絶対に男を殺したりなんかしない。この戦場に立ったからといってその決意を無くしたわけではないのだ。
だが、圭太をかばってしまった。
ここに、女として立ってしまったからには、その責務を果たさずして戻ることはできない。
だから、今だけ。今だけは、男を敵とみなそう————!
「死ね!!この腐れ雌どもが!!」
「ふっ!!」
マシンガンを避けることなど、今の銀にはさほど難しいことではない。接近した銀の銃弾が将校の脇腹を貫く。
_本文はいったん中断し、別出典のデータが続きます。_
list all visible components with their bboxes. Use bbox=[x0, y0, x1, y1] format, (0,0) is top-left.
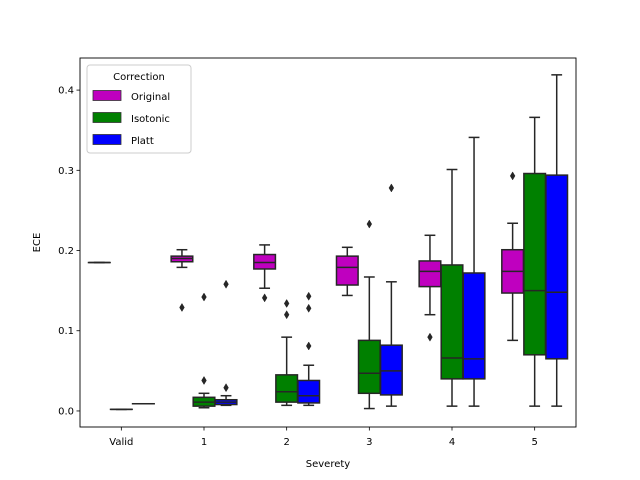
box-iqr bbox=[335, 255, 359, 286]
y-tick-label: 0.0 bbox=[58, 406, 74, 417]
x-tick-label: 1 bbox=[201, 437, 207, 448]
y-tick-label: 0.4 bbox=[58, 86, 74, 97]
outlier-point bbox=[261, 293, 268, 303]
legend-swatch-original bbox=[92, 90, 122, 101]
box-iqr bbox=[418, 260, 442, 288]
legend-label-original: Original bbox=[131, 92, 170, 103]
outlier-point bbox=[509, 171, 516, 181]
x-tick-label: 3 bbox=[366, 437, 372, 448]
outlier-point bbox=[427, 332, 433, 342]
outlier-point bbox=[283, 298, 290, 308]
box-platt-2 bbox=[297, 291, 321, 407]
outlier-point bbox=[366, 219, 373, 229]
box-original-4 bbox=[418, 234, 442, 342]
box-original-2 bbox=[253, 244, 277, 303]
legend-frame bbox=[86, 64, 192, 154]
box-platt-1 bbox=[214, 279, 238, 407]
outlier-point bbox=[388, 183, 395, 193]
outlier-point bbox=[306, 303, 312, 313]
box-platt-5 bbox=[545, 74, 569, 407]
x-tick-label: 4 bbox=[449, 437, 455, 448]
outlier-point bbox=[283, 310, 290, 320]
y-tick-label: 0.2 bbox=[58, 246, 74, 257]
box-iqr bbox=[523, 172, 547, 356]
outlier-point bbox=[223, 383, 229, 393]
legend-title: Correction bbox=[113, 72, 165, 83]
outlier-point bbox=[201, 292, 207, 302]
outlier-point bbox=[201, 375, 207, 385]
legend-label-platt: Platt bbox=[131, 136, 154, 147]
outlier-point bbox=[306, 341, 312, 351]
box-platt-4 bbox=[462, 136, 486, 407]
plot-area bbox=[87, 74, 569, 411]
x-axis-label: Severety bbox=[306, 459, 351, 470]
box-iqr bbox=[297, 379, 321, 404]
legend-swatch-isotonic bbox=[92, 112, 122, 123]
box-isotonic-3 bbox=[357, 219, 381, 410]
box-original-1 bbox=[170, 248, 194, 312]
box-isotonic-5 bbox=[523, 116, 547, 407]
legend: Correction Original Isotonic Platt bbox=[86, 64, 192, 154]
box-iqr bbox=[379, 344, 403, 396]
legend-swatch-platt bbox=[92, 134, 122, 145]
outlier-point bbox=[179, 302, 185, 312]
legend-label-isotonic: Isotonic bbox=[131, 114, 170, 125]
box-iqr bbox=[462, 272, 486, 380]
box-original-3 bbox=[335, 246, 359, 297]
axes-frame bbox=[79, 57, 577, 428]
x-tick-label: 5 bbox=[531, 437, 537, 448]
x-tick-label: 2 bbox=[283, 437, 289, 448]
outlier-point bbox=[306, 291, 312, 301]
outlier-point bbox=[223, 279, 229, 289]
x-axis: Valid 1 2 3 4 5 bbox=[109, 427, 538, 448]
y-tick-label: 0.3 bbox=[58, 166, 74, 177]
box-iqr bbox=[275, 374, 299, 403]
box-platt-3 bbox=[379, 183, 403, 407]
y-axis: 0.0 0.1 0.2 0.3 0.4 bbox=[58, 86, 80, 417]
box-iqr bbox=[357, 339, 381, 395]
x-tick-label: Valid bbox=[109, 437, 133, 448]
box-isotonic-2 bbox=[275, 298, 299, 407]
box-iqr bbox=[253, 253, 277, 270]
box-iqr bbox=[545, 174, 569, 360]
y-axis-label: ECE bbox=[32, 233, 43, 253]
box-iqr bbox=[440, 264, 464, 380]
y-tick-label: 0.1 bbox=[58, 326, 74, 337]
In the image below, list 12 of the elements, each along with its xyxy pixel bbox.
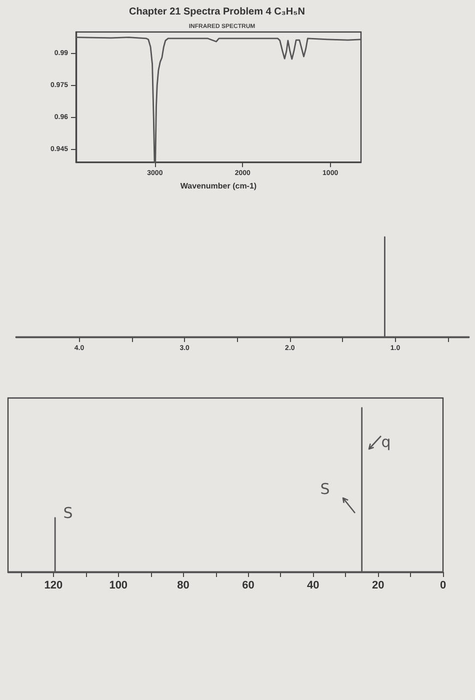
x-tick-label: 20	[372, 580, 384, 592]
x-tick-label: 100	[109, 580, 128, 592]
x-axis-title: Wavenumber (cm-1)	[180, 182, 257, 190]
x-tick-label: 0	[440, 580, 446, 592]
x-tick-label: 80	[177, 580, 190, 592]
annotation: q	[381, 433, 391, 451]
annotation: S	[63, 504, 73, 522]
x-tick-label: 40	[307, 580, 320, 592]
x-tick-label: 60	[242, 580, 254, 592]
chart-title: Chapter 21 Spectra Problem 4 C₃H₅N	[129, 6, 305, 18]
x-tick-label: 120	[44, 580, 63, 592]
annotation: S	[320, 480, 330, 498]
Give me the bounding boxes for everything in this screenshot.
剣を構え切り掛かってくる者をいなし、カウンターを決める。
再び一歩戻り、白と背中合わせになる。
「多い……嬉しいなあ」
「囲まれてるんだよ?」
「銀、やっぱりいい動き……すごい。だから、あたしたち負けない」
「あたしたち、か」
獣のごとき殺気が背中越しにも伝わってくる。
こんなのが相棒だなんて、やはりとことんついていない。
「時間稼ぎだからね?」
「わかってる」
「嘘つきだな」
ここからどれくらいの時間がかかるだろうか。
だが不思議と、銀は負ける気がしなかった。
女になって非力になったはずなのに、なぜか装置を稼働してからの動きがさらに鋭くなったとか、そういうことではない。
背中を預けるという行為が、悔しながらもどうしようもなく、銀を安心させたのだ。
***
銃声は鳴り止まない。
処刑という名の虐殺が、未来の将校の学び舎で、正義の名の下に行われていた。
女を人間から乖離させ、別の支配されるべき生き物として見下してきた男たちが築く、一つの結果。
だが、彼らはまだ知らない。今、彼らこそが見下ろされていることに。
『全員配置につきました。遠隔操縦によって戦闘機もこちらに向かっています』
「そう」
今こそ反逆の時。
与えられた理不尽を覆す時。
この瞬間こそ、人類史が動く瞬間なのだ。